Immigration stop and nationalistic positions
A third argument which I found interesting, is the claim that voting for a Eurosceptic party will stop immigration. Indeed, Eurosceptics openly criticise the influx of immigrants from all possible regions and do often not fail to mention a list of negative consequences if ‘immigration does not stop soon’. As pointed out already, the electorate of Eurosceptic parties is often itself sceptical vis-à-vis immigrants and therefore an ‘easy catch’ in terms of points on immigration.

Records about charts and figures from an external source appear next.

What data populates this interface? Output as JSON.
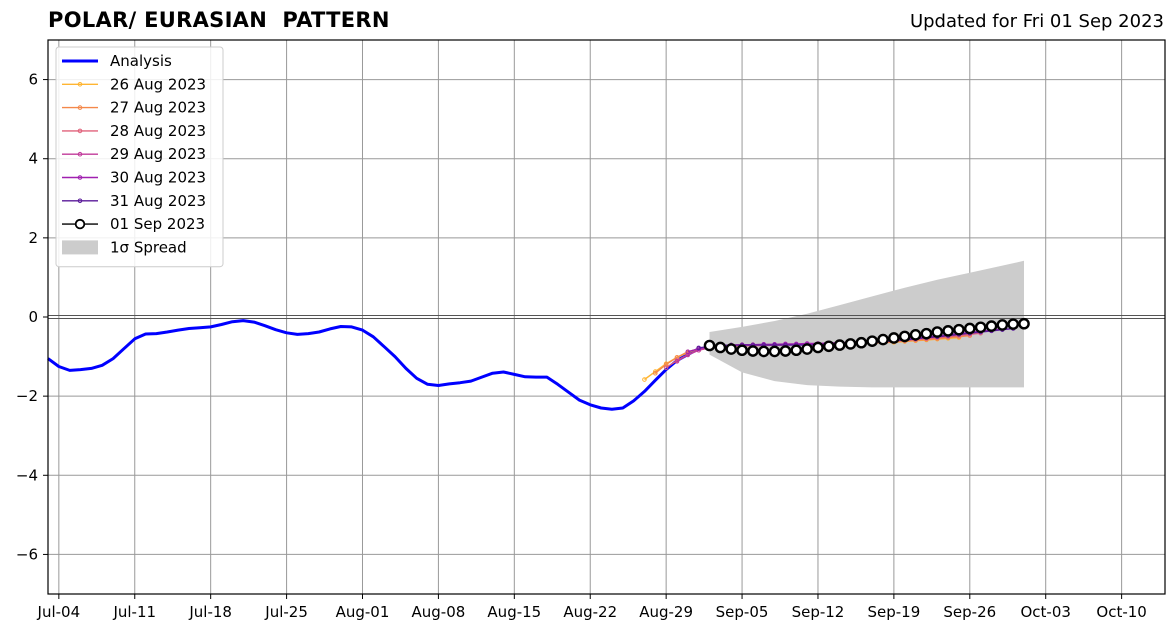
{
  "header": {
    "title": "POLAR/ EURASIAN  PATTERN",
    "updated": "Updated for Fri 01 Sep 2023"
  },
  "chart_data": {
    "type": "line",
    "title": "POLAR/ EURASIAN  PATTERN",
    "xlabel": "",
    "ylabel": "",
    "ylim": [
      -7,
      7
    ],
    "xlim": [
      "2023-07-03",
      "2023-10-14"
    ],
    "grid": true,
    "legend_position": "top-left",
    "x_ticks": [
      "Jul-04",
      "Jul-11",
      "Jul-18",
      "Jul-25",
      "Aug-01",
      "Aug-08",
      "Aug-15",
      "Aug-22",
      "Aug-29",
      "Sep-05",
      "Sep-12",
      "Sep-19",
      "Sep-26",
      "Oct-03",
      "Oct-10"
    ],
    "x_tick_dates": [
      "2023-07-04",
      "2023-07-11",
      "2023-07-18",
      "2023-07-25",
      "2023-08-01",
      "2023-08-08",
      "2023-08-15",
      "2023-08-22",
      "2023-08-29",
      "2023-09-05",
      "2023-09-12",
      "2023-09-19",
      "2023-09-26",
      "2023-10-03",
      "2023-10-10"
    ],
    "y_ticks": [
      -6,
      -4,
      -2,
      0,
      2,
      4,
      6
    ],
    "y_tick_labels": [
      "−6",
      "−4",
      "−2",
      "0",
      "2",
      "4",
      "6"
    ],
    "series": [
      {
        "name": "Analysis",
        "color": "#0000ff",
        "x": [
          "2023-07-03",
          "2023-07-04",
          "2023-07-05",
          "2023-07-06",
          "2023-07-07",
          "2023-07-08",
          "2023-07-09",
          "2023-07-10",
          "2023-07-11",
          "2023-07-12",
          "2023-07-13",
          "2023-07-14",
          "2023-07-15",
          "2023-07-16",
          "2023-07-17",
          "2023-07-18",
          "2023-07-19",
          "2023-07-20",
          "2023-07-21",
          "2023-07-22",
          "2023-07-23",
          "2023-07-24",
          "2023-07-25",
          "2023-07-26",
          "2023-07-27",
          "2023-07-28",
          "2023-07-29",
          "2023-07-30",
          "2023-07-31",
          "2023-08-01",
          "2023-08-02",
          "2023-08-03",
          "2023-08-04",
          "2023-08-05",
          "2023-08-06",
          "2023-08-07",
          "2023-08-08",
          "2023-08-09",
          "2023-08-10",
          "2023-08-11",
          "2023-08-12",
          "2023-08-13",
          "2023-08-14",
          "2023-08-15",
          "2023-08-16",
          "2023-08-17",
          "2023-08-18",
          "2023-08-19",
          "2023-08-20",
          "2023-08-21",
          "2023-08-22",
          "2023-08-23",
          "2023-08-24",
          "2023-08-25",
          "2023-08-26",
          "2023-08-27",
          "2023-08-28",
          "2023-08-29",
          "2023-08-30",
          "2023-08-31",
          "2023-09-01"
        ],
        "values": [
          -1.05,
          -1.25,
          -1.35,
          -1.33,
          -1.3,
          -1.22,
          -1.05,
          -0.8,
          -0.55,
          -0.43,
          -0.42,
          -0.38,
          -0.33,
          -0.29,
          -0.27,
          -0.25,
          -0.19,
          -0.12,
          -0.09,
          -0.13,
          -0.22,
          -0.32,
          -0.4,
          -0.44,
          -0.42,
          -0.38,
          -0.3,
          -0.24,
          -0.25,
          -0.33,
          -0.5,
          -0.75,
          -1.0,
          -1.3,
          -1.55,
          -1.7,
          -1.73,
          -1.69,
          -1.66,
          -1.62,
          -1.52,
          -1.42,
          -1.39,
          -1.45,
          -1.51,
          -1.52,
          -1.52,
          -1.7,
          -1.9,
          -2.1,
          -2.22,
          -2.3,
          -2.33,
          -2.3,
          -2.12,
          -1.88,
          -1.6,
          -1.33,
          -1.1,
          -0.95,
          -0.8
        ]
      },
      {
        "name": "26 Aug 2023",
        "color": "#ffb531",
        "x": [
          "2023-08-27",
          "2023-08-28",
          "2023-08-29",
          "2023-08-30",
          "2023-08-31",
          "2023-09-01",
          "2023-09-02",
          "2023-09-03",
          "2023-09-04",
          "2023-09-05",
          "2023-09-06",
          "2023-09-07",
          "2023-09-08",
          "2023-09-09",
          "2023-09-10",
          "2023-09-11",
          "2023-09-12",
          "2023-09-13",
          "2023-09-14",
          "2023-09-15",
          "2023-09-16",
          "2023-09-17",
          "2023-09-18",
          "2023-09-19",
          "2023-09-20",
          "2023-09-21",
          "2023-09-22",
          "2023-09-23",
          "2023-09-24",
          "2023-09-25"
        ],
        "values": [
          -1.58,
          -1.38,
          -1.18,
          -1.02,
          -0.9,
          -0.8,
          -0.75,
          -0.72,
          -0.71,
          -0.7,
          -0.7,
          -0.7,
          -0.7,
          -0.69,
          -0.69,
          -0.69,
          -0.68,
          -0.68,
          -0.68,
          -0.67,
          -0.67,
          -0.66,
          -0.65,
          -0.64,
          -0.62,
          -0.6,
          -0.58,
          -0.56,
          -0.54,
          -0.52
        ]
      },
      {
        "name": "27 Aug 2023",
        "color": "#f4884a",
        "x": [
          "2023-08-28",
          "2023-08-29",
          "2023-08-30",
          "2023-08-31",
          "2023-09-01",
          "2023-09-02",
          "2023-09-03",
          "2023-09-04",
          "2023-09-05",
          "2023-09-06",
          "2023-09-07",
          "2023-09-08",
          "2023-09-09",
          "2023-09-10",
          "2023-09-11",
          "2023-09-12",
          "2023-09-13",
          "2023-09-14",
          "2023-09-15",
          "2023-09-16",
          "2023-09-17",
          "2023-09-18",
          "2023-09-19",
          "2023-09-20",
          "2023-09-21",
          "2023-09-22",
          "2023-09-23",
          "2023-09-24",
          "2023-09-25",
          "2023-09-26"
        ],
        "values": [
          -1.42,
          -1.2,
          -1.02,
          -0.88,
          -0.8,
          -0.76,
          -0.74,
          -0.73,
          -0.72,
          -0.72,
          -0.71,
          -0.71,
          -0.71,
          -0.7,
          -0.7,
          -0.7,
          -0.69,
          -0.69,
          -0.68,
          -0.67,
          -0.66,
          -0.65,
          -0.63,
          -0.61,
          -0.59,
          -0.57,
          -0.55,
          -0.52,
          -0.5,
          -0.47
        ]
      },
      {
        "name": "28 Aug 2023",
        "color": "#e0607a",
        "x": [
          "2023-08-29",
          "2023-08-30",
          "2023-08-31",
          "2023-09-01",
          "2023-09-02",
          "2023-09-03",
          "2023-09-04",
          "2023-09-05",
          "2023-09-06",
          "2023-09-07",
          "2023-09-08",
          "2023-09-09",
          "2023-09-10",
          "2023-09-11",
          "2023-09-12",
          "2023-09-13",
          "2023-09-14",
          "2023-09-15",
          "2023-09-16",
          "2023-09-17",
          "2023-09-18",
          "2023-09-19",
          "2023-09-20",
          "2023-09-21",
          "2023-09-22",
          "2023-09-23",
          "2023-09-24",
          "2023-09-25",
          "2023-09-26",
          "2023-09-27"
        ],
        "values": [
          -1.28,
          -1.1,
          -0.95,
          -0.84,
          -0.78,
          -0.75,
          -0.74,
          -0.73,
          -0.72,
          -0.72,
          -0.71,
          -0.71,
          -0.7,
          -0.7,
          -0.69,
          -0.69,
          -0.68,
          -0.67,
          -0.66,
          -0.65,
          -0.63,
          -0.61,
          -0.59,
          -0.57,
          -0.55,
          -0.52,
          -0.5,
          -0.47,
          -0.44,
          -0.41
        ]
      },
      {
        "name": "29 Aug 2023",
        "color": "#c0399a",
        "x": [
          "2023-08-30",
          "2023-08-31",
          "2023-09-01",
          "2023-09-02",
          "2023-09-03",
          "2023-09-04",
          "2023-09-05",
          "2023-09-06",
          "2023-09-07",
          "2023-09-08",
          "2023-09-09",
          "2023-09-10",
          "2023-09-11",
          "2023-09-12",
          "2023-09-13",
          "2023-09-14",
          "2023-09-15",
          "2023-09-16",
          "2023-09-17",
          "2023-09-18",
          "2023-09-19",
          "2023-09-20",
          "2023-09-21",
          "2023-09-22",
          "2023-09-23",
          "2023-09-24",
          "2023-09-25",
          "2023-09-26",
          "2023-09-27",
          "2023-09-28"
        ],
        "values": [
          -1.12,
          -0.96,
          -0.84,
          -0.77,
          -0.74,
          -0.72,
          -0.71,
          -0.71,
          -0.7,
          -0.7,
          -0.69,
          -0.69,
          -0.68,
          -0.68,
          -0.67,
          -0.66,
          -0.65,
          -0.63,
          -0.62,
          -0.6,
          -0.58,
          -0.56,
          -0.54,
          -0.51,
          -0.49,
          -0.46,
          -0.43,
          -0.4,
          -0.37,
          -0.34
        ]
      },
      {
        "name": "30 Aug 2023",
        "color": "#a020b0",
        "x": [
          "2023-08-31",
          "2023-09-01",
          "2023-09-02",
          "2023-09-03",
          "2023-09-04",
          "2023-09-05",
          "2023-09-06",
          "2023-09-07",
          "2023-09-08",
          "2023-09-09",
          "2023-09-10",
          "2023-09-11",
          "2023-09-12",
          "2023-09-13",
          "2023-09-14",
          "2023-09-15",
          "2023-09-16",
          "2023-09-17",
          "2023-09-18",
          "2023-09-19",
          "2023-09-20",
          "2023-09-21",
          "2023-09-22",
          "2023-09-23",
          "2023-09-24",
          "2023-09-25",
          "2023-09-26",
          "2023-09-27",
          "2023-09-28",
          "2023-09-29"
        ],
        "values": [
          -0.88,
          -0.8,
          -0.75,
          -0.72,
          -0.71,
          -0.7,
          -0.7,
          -0.69,
          -0.69,
          -0.68,
          -0.68,
          -0.67,
          -0.67,
          -0.66,
          -0.65,
          -0.64,
          -0.62,
          -0.61,
          -0.59,
          -0.57,
          -0.55,
          -0.53,
          -0.5,
          -0.48,
          -0.45,
          -0.42,
          -0.39,
          -0.36,
          -0.33,
          -0.3
        ]
      },
      {
        "name": "31 Aug 2023",
        "color": "#5a1a9a",
        "x": [
          "2023-09-01",
          "2023-09-02",
          "2023-09-03",
          "2023-09-04",
          "2023-09-05",
          "2023-09-06",
          "2023-09-07",
          "2023-09-08",
          "2023-09-09",
          "2023-09-10",
          "2023-09-11",
          "2023-09-12",
          "2023-09-13",
          "2023-09-14",
          "2023-09-15",
          "2023-09-16",
          "2023-09-17",
          "2023-09-18",
          "2023-09-19",
          "2023-09-20",
          "2023-09-21",
          "2023-09-22",
          "2023-09-23",
          "2023-09-24",
          "2023-09-25",
          "2023-09-26",
          "2023-09-27",
          "2023-09-28",
          "2023-09-29",
          "2023-09-30"
        ],
        "values": [
          -0.78,
          -0.74,
          -0.72,
          -0.71,
          -0.71,
          -0.71,
          -0.71,
          -0.71,
          -0.71,
          -0.71,
          -0.71,
          -0.7,
          -0.7,
          -0.69,
          -0.68,
          -0.66,
          -0.64,
          -0.62,
          -0.6,
          -0.58,
          -0.55,
          -0.52,
          -0.5,
          -0.47,
          -0.44,
          -0.41,
          -0.38,
          -0.35,
          -0.32,
          -0.29
        ]
      },
      {
        "name": "01 Sep 2023",
        "color": "#000000",
        "marker": "open-circle",
        "x": [
          "2023-09-02",
          "2023-09-03",
          "2023-09-04",
          "2023-09-05",
          "2023-09-06",
          "2023-09-07",
          "2023-09-08",
          "2023-09-09",
          "2023-09-10",
          "2023-09-11",
          "2023-09-12",
          "2023-09-13",
          "2023-09-14",
          "2023-09-15",
          "2023-09-16",
          "2023-09-17",
          "2023-09-18",
          "2023-09-19",
          "2023-09-20",
          "2023-09-21",
          "2023-09-22",
          "2023-09-23",
          "2023-09-24",
          "2023-09-25",
          "2023-09-26",
          "2023-09-27",
          "2023-09-28",
          "2023-09-29",
          "2023-09-30",
          "2023-10-01"
        ],
        "values": [
          -0.72,
          -0.77,
          -0.81,
          -0.84,
          -0.86,
          -0.87,
          -0.87,
          -0.86,
          -0.84,
          -0.81,
          -0.77,
          -0.74,
          -0.71,
          -0.68,
          -0.65,
          -0.61,
          -0.57,
          -0.53,
          -0.49,
          -0.45,
          -0.42,
          -0.38,
          -0.35,
          -0.32,
          -0.29,
          -0.26,
          -0.23,
          -0.2,
          -0.18,
          -0.17
        ]
      }
    ],
    "spread": {
      "name": "1σ Spread",
      "color": "#cccccc",
      "x": [
        "2023-09-02",
        "2023-09-05",
        "2023-09-08",
        "2023-09-11",
        "2023-09-14",
        "2023-09-17",
        "2023-09-20",
        "2023-09-23",
        "2023-09-26",
        "2023-09-29",
        "2023-10-01"
      ],
      "upper": [
        -0.38,
        -0.25,
        -0.1,
        0.08,
        0.3,
        0.52,
        0.74,
        0.94,
        1.12,
        1.3,
        1.42
      ],
      "lower": [
        -0.95,
        -1.4,
        -1.62,
        -1.72,
        -1.76,
        -1.78,
        -1.78,
        -1.78,
        -1.78,
        -1.78,
        -1.78
      ]
    }
  }
}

The problem I often found, however, was that it was not really explained in great detail how immigration could be stopped. Vlaams Belang insists on a tightening of the already-existing (legal) immigration stop, but illegal immigration has always been and will always be an issue against which solutions are extremely hard to find. Moreover, other parties accuse individual member states of encouraging immigrants to move to other countries. Such a nationalistic stance could indeed inspire people to vote against immigration and against the whole European idea in general. However, is voting for a Eurosceptic MEP into the European Parliament not exactly the contrary of the intention that some nationalistic voters might have in mind when casting their vote for a Eurosceptic party ? Do Eurosceptic MEPs not indirectly sustain the European project and its institutions by seating in the European Parliament – and is that not what Eurosceptic parties exactly try to avoid ?

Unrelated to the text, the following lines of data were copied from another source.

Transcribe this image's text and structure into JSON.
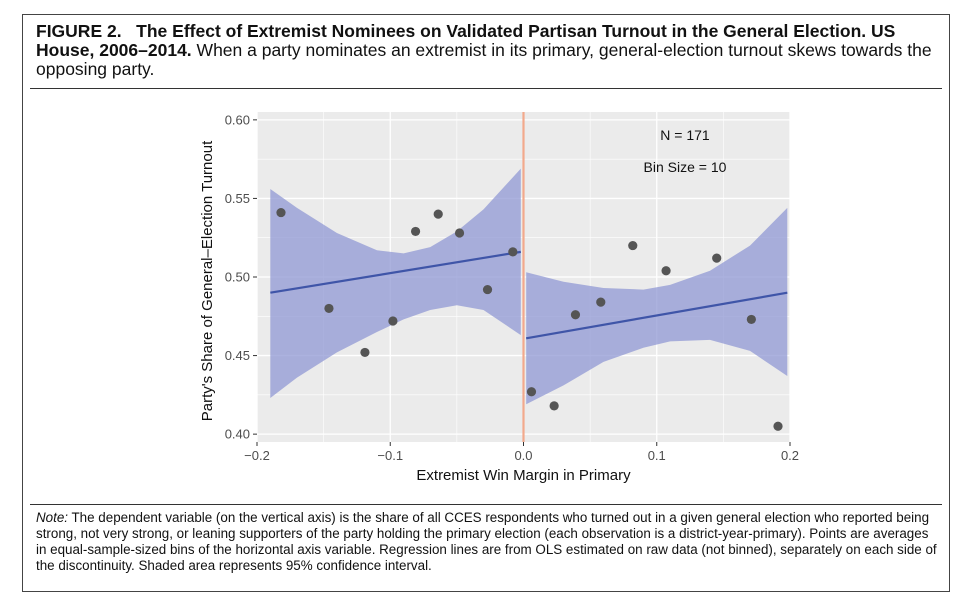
{
  "figure": {
    "label": "FIGURE 2.",
    "title": "The Effect of Extremist Nominees on Validated Partisan Turnout in the General Election. US House, 2006–2014.",
    "subtitle": "When a party nominates an extremist in its primary, general-election turnout skews towards the opposing party."
  },
  "note": {
    "label": "Note:",
    "text": "The dependent variable (on the vertical axis) is the share of all CCES respondents who turned out in a given general election who reported being strong, not very strong, or leaning supporters of the party holding the primary election (each observation is a district-year-primary). Points are averages in equal-sample-sized bins of the horizontal axis variable. Regression lines are from OLS estimated on raw data (not binned), separately on each side of the discontinuity. Shaded area represents 95% confidence interval."
  },
  "chart_data": {
    "type": "scatter",
    "xlabel": "Extremist Win Margin in Primary",
    "ylabel": "Party's Share of General–Election Turnout",
    "xlim": [
      -0.2,
      0.2
    ],
    "ylim": [
      0.395,
      0.605
    ],
    "xticks": [
      -0.2,
      -0.1,
      0.0,
      0.1,
      0.2
    ],
    "xtick_labels": [
      "−0.2",
      "−0.1",
      "0.0",
      "0.1",
      "0.2"
    ],
    "yticks": [
      0.4,
      0.45,
      0.5,
      0.55,
      0.6
    ],
    "ytick_labels": [
      "0.40",
      "0.45",
      "0.50",
      "0.55",
      "0.60"
    ],
    "grid": true,
    "cutoff": 0.0,
    "annotations": [
      "N = 171",
      "Bin Size = 10"
    ],
    "points": [
      {
        "x": -0.182,
        "y": 0.541
      },
      {
        "x": -0.146,
        "y": 0.48
      },
      {
        "x": -0.119,
        "y": 0.452
      },
      {
        "x": -0.098,
        "y": 0.472
      },
      {
        "x": -0.081,
        "y": 0.529
      },
      {
        "x": -0.064,
        "y": 0.54
      },
      {
        "x": -0.048,
        "y": 0.528
      },
      {
        "x": -0.027,
        "y": 0.492
      },
      {
        "x": -0.008,
        "y": 0.516
      },
      {
        "x": 0.006,
        "y": 0.427
      },
      {
        "x": 0.023,
        "y": 0.418
      },
      {
        "x": 0.039,
        "y": 0.476
      },
      {
        "x": 0.058,
        "y": 0.484
      },
      {
        "x": 0.082,
        "y": 0.52
      },
      {
        "x": 0.107,
        "y": 0.504
      },
      {
        "x": 0.145,
        "y": 0.512
      },
      {
        "x": 0.171,
        "y": 0.473
      },
      {
        "x": 0.191,
        "y": 0.405
      }
    ],
    "fits": [
      {
        "side": "left",
        "line": [
          {
            "x": -0.19,
            "y": 0.49
          },
          {
            "x": -0.002,
            "y": 0.516
          }
        ],
        "ci_upper": [
          {
            "x": -0.19,
            "y": 0.556
          },
          {
            "x": -0.17,
            "y": 0.544
          },
          {
            "x": -0.14,
            "y": 0.528
          },
          {
            "x": -0.11,
            "y": 0.517
          },
          {
            "x": -0.09,
            "y": 0.515
          },
          {
            "x": -0.07,
            "y": 0.519
          },
          {
            "x": -0.05,
            "y": 0.529
          },
          {
            "x": -0.03,
            "y": 0.543
          },
          {
            "x": -0.002,
            "y": 0.569
          }
        ],
        "ci_lower": [
          {
            "x": -0.19,
            "y": 0.423
          },
          {
            "x": -0.17,
            "y": 0.436
          },
          {
            "x": -0.14,
            "y": 0.452
          },
          {
            "x": -0.11,
            "y": 0.465
          },
          {
            "x": -0.09,
            "y": 0.473
          },
          {
            "x": -0.07,
            "y": 0.479
          },
          {
            "x": -0.05,
            "y": 0.482
          },
          {
            "x": -0.03,
            "y": 0.479
          },
          {
            "x": -0.002,
            "y": 0.463
          }
        ]
      },
      {
        "side": "right",
        "line": [
          {
            "x": 0.002,
            "y": 0.461
          },
          {
            "x": 0.198,
            "y": 0.49
          }
        ],
        "ci_upper": [
          {
            "x": 0.002,
            "y": 0.503
          },
          {
            "x": 0.03,
            "y": 0.497
          },
          {
            "x": 0.06,
            "y": 0.493
          },
          {
            "x": 0.09,
            "y": 0.492
          },
          {
            "x": 0.11,
            "y": 0.495
          },
          {
            "x": 0.14,
            "y": 0.504
          },
          {
            "x": 0.17,
            "y": 0.52
          },
          {
            "x": 0.198,
            "y": 0.544
          }
        ],
        "ci_lower": [
          {
            "x": 0.002,
            "y": 0.419
          },
          {
            "x": 0.03,
            "y": 0.431
          },
          {
            "x": 0.06,
            "y": 0.446
          },
          {
            "x": 0.09,
            "y": 0.455
          },
          {
            "x": 0.11,
            "y": 0.459
          },
          {
            "x": 0.14,
            "y": 0.46
          },
          {
            "x": 0.17,
            "y": 0.453
          },
          {
            "x": 0.198,
            "y": 0.437
          }
        ]
      }
    ],
    "colors": {
      "panel": "#ebebeb",
      "grid": "#ffffff",
      "ribbon": "#8c94d2",
      "line": "#3f55a8",
      "point": "#555555",
      "cutoff": "#f2a98c"
    }
  }
}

Undemocratic Lisbon Treaty
- After the Irish referendum against the Lisbon Treaty, June 2008
Eurosceptic Members of the European Parliament setting symbols
A final issue which attracted my intention was the Lisbon Treaty and the various way of expressing one’s discontentment with the way in which the Lisbon Treaty and, while we are at it, the European Constitution was forced upon the European citizens. Voting for a Eurosceptic party would lead people to believe they vote ‘no’ to an undemocratic Union that seemingly ratifies everything through backdoors and Europhile strategies anyway, as was proven again by the Lisbon Treaty.
It first has to be pointed out that the Lisbon Treaty is very explicit in its intentions to make the European Union more democratic. Amongst others, the European Parliament would be involved even further in decision-making, which would indeed give more power to the MEPs people will be voting for in June. Moreover, the Lisbon Treaty would introduce a withdrawal possibility for member states too. As leaving the EU seems to be the goal of a number of Eurosceptic parties, with the UK Independence Party in the front row here, I was left wondering why Eurosceptic parties can be against the possibly only legal possibility to achieve their goal ?

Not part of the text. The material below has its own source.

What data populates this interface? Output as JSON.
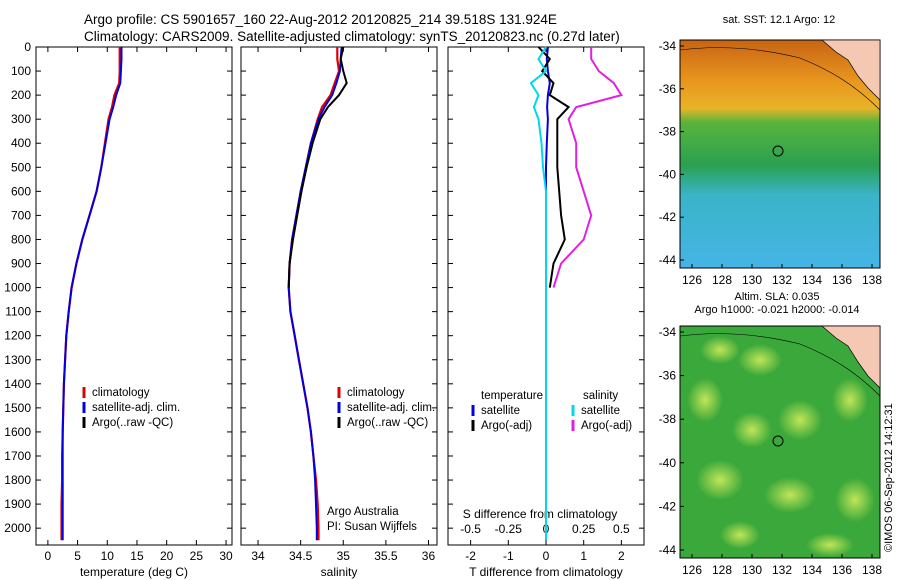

The different arguments presented above led me to believe that here too, populist claims certainly are not hard to make when elections are coming up, but they are perhaps harder to sustain afterwards. Moreover, a basic knowledge of the European Union could provide voters with insights that the role of Eurosceptic parties can be very different in Brussels from its role at home. Perhaps the primary role of all European parties should be to inform their electorate correctly about the role they can play within the European Parliament. In my view, the famous distance between Brussels and the European citizens is not correlated with the people’s interest in its institutions, a card which Eurosceptic parties often tend to play. It just needs time, courage and willingness to explain the system. Although not very attractive at first sight, this might be the most sustainable way of attracting and keeping voters. Eurosceptic parties, on their part, could benefit from developing a common, Europe-wide strategy, although setting up a meeting to discuss this might be against Eurosceptic values, of course.